Tiempo después de sufrir una tragedia familiar en un gélido invierno, Dani (Florence Pough) va con su novio Christian (en una relación que tambalea) y compañeros de estudio de él (al parecer, estudian antropología), e invitados por Pelle, uno de ellos, a una comunidad rural sueca a presenciar y participar de unas festividades celebratorias del verano.
Luego de este buen preludio, lo que sigue, en esta larguísima película, es una típica historia de sectas siniestras, pero absolutamente predecible, que no da miedo, más allá de ciertas imágenes gore. La poca tensión que genera al comienzo se desvanece casi enseguida y el director insiste con ritualismos que, excepto el primero, muy logrado, rozan y muchas veces alcanzan el ridículo y que poco agregan a la trama (a diferencia de los tan efectivos y plenos de sentido de El cuento de la criada, por ejemplo) y en una lisergia tímida que tampoco explota.
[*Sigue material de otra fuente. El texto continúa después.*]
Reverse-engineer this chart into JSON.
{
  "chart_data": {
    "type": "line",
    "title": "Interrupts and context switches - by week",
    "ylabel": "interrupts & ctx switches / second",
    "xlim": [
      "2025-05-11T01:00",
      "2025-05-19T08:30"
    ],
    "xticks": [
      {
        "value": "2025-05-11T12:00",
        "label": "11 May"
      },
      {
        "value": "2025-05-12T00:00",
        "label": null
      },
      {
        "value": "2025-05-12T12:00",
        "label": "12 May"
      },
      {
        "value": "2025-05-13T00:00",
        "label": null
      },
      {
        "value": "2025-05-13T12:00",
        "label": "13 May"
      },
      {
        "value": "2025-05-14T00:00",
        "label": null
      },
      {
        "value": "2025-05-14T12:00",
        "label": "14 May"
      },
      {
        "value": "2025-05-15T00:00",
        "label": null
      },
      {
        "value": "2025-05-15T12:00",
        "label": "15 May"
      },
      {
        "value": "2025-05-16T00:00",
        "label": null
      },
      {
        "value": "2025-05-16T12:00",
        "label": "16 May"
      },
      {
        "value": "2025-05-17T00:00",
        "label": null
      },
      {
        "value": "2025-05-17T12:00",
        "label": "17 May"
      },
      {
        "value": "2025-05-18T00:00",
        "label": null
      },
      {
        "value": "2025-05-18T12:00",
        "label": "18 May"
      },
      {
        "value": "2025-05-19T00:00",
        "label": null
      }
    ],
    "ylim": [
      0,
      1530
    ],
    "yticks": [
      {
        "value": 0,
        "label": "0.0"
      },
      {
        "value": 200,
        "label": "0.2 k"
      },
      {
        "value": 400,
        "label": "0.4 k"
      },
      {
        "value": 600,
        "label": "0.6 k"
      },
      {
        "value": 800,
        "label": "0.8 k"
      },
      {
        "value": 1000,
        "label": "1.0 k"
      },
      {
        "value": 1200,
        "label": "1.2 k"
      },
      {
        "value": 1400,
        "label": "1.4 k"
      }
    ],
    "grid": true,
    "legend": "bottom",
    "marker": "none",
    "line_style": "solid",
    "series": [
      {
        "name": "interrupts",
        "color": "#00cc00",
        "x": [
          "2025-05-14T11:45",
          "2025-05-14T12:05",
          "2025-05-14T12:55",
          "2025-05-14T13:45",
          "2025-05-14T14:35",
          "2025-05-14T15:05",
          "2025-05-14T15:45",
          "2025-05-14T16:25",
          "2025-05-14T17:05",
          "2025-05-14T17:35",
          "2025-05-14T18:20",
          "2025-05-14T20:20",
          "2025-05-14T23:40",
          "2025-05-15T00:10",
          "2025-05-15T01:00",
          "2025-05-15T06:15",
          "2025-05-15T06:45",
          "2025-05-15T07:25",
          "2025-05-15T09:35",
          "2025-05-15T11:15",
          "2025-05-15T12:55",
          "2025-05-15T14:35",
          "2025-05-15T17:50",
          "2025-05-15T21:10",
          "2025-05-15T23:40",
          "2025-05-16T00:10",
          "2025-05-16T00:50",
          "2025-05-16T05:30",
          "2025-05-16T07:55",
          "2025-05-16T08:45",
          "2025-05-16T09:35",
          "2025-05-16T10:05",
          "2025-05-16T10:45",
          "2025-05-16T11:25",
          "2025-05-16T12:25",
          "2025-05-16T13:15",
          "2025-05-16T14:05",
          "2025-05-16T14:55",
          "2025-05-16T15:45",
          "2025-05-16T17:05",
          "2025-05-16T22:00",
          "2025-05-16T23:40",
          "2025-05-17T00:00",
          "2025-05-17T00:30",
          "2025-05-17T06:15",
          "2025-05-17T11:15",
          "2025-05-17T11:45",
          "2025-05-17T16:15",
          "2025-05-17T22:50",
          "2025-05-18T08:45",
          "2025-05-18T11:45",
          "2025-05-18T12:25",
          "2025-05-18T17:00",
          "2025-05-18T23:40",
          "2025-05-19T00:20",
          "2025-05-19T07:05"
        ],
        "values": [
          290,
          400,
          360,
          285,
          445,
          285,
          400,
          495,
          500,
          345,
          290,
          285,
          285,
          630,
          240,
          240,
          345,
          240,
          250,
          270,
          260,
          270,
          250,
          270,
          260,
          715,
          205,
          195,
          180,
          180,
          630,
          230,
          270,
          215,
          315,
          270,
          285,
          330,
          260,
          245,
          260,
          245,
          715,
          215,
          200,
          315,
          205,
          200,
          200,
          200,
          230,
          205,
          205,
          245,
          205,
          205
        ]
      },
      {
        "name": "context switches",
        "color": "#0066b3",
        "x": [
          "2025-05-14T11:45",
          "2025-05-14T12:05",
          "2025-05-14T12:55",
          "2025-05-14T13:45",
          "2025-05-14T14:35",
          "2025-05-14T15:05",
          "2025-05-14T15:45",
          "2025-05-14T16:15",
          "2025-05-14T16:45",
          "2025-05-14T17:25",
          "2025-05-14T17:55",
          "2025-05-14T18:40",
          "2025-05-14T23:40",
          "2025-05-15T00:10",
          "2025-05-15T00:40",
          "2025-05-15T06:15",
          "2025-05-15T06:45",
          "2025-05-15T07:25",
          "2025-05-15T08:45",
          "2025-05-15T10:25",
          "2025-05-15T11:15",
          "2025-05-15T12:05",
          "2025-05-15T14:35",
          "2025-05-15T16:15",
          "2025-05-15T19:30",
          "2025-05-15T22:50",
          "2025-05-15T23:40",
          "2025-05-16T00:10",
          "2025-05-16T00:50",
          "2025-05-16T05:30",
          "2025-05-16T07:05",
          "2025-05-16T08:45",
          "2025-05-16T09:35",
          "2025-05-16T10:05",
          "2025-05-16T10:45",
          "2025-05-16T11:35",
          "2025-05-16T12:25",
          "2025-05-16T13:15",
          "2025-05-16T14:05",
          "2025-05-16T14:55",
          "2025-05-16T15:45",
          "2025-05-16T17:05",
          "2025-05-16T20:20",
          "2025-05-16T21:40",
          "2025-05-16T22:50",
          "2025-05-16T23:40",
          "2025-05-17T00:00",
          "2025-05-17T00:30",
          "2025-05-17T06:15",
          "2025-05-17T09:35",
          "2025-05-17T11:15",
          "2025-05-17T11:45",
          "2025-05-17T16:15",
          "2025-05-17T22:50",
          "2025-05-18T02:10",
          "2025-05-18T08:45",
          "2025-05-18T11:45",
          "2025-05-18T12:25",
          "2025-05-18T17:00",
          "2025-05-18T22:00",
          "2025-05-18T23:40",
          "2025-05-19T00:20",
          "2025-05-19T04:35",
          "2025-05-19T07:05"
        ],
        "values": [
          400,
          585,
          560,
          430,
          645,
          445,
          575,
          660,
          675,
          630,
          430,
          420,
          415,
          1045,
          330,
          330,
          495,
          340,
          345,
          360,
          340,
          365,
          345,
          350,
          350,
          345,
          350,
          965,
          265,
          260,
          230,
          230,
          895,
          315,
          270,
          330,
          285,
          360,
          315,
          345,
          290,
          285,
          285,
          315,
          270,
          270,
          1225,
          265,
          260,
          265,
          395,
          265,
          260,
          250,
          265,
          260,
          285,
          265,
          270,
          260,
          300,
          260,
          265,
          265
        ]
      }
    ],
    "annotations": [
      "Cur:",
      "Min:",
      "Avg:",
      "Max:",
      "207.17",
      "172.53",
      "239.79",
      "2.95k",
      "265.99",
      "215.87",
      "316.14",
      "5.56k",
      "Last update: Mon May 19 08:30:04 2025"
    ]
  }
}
Y lo casi único interesante (y terrorífico), una crítica de las religiones y de su teología (que tiene que ver con un pérsonaje de la aldea) pasa casi desapercibida.
No hay dudas de que está bien filmada: logrados planos secuencia y planos generales, un vestuario, escenario e iconografías interesantes, buena banda sonora... pero la película no da miedo y, personalmente, no me generó horror. No sorprende y no acumula tensión. Por momentos parece que no va a ningún lado.
También fracasa como drama en cuanto a la psicología de la protagonista: no se entienden algunas de sus decisiones y como ilustración de un posible proceso de transculturación y liberación resulta fallido. Tampoco explota los conflictos entre los coprotagonistas, que en realidad, casi no existen.
Y la pregunta del millón: ¿por qué Pelle invita a sus amigos a Suecia?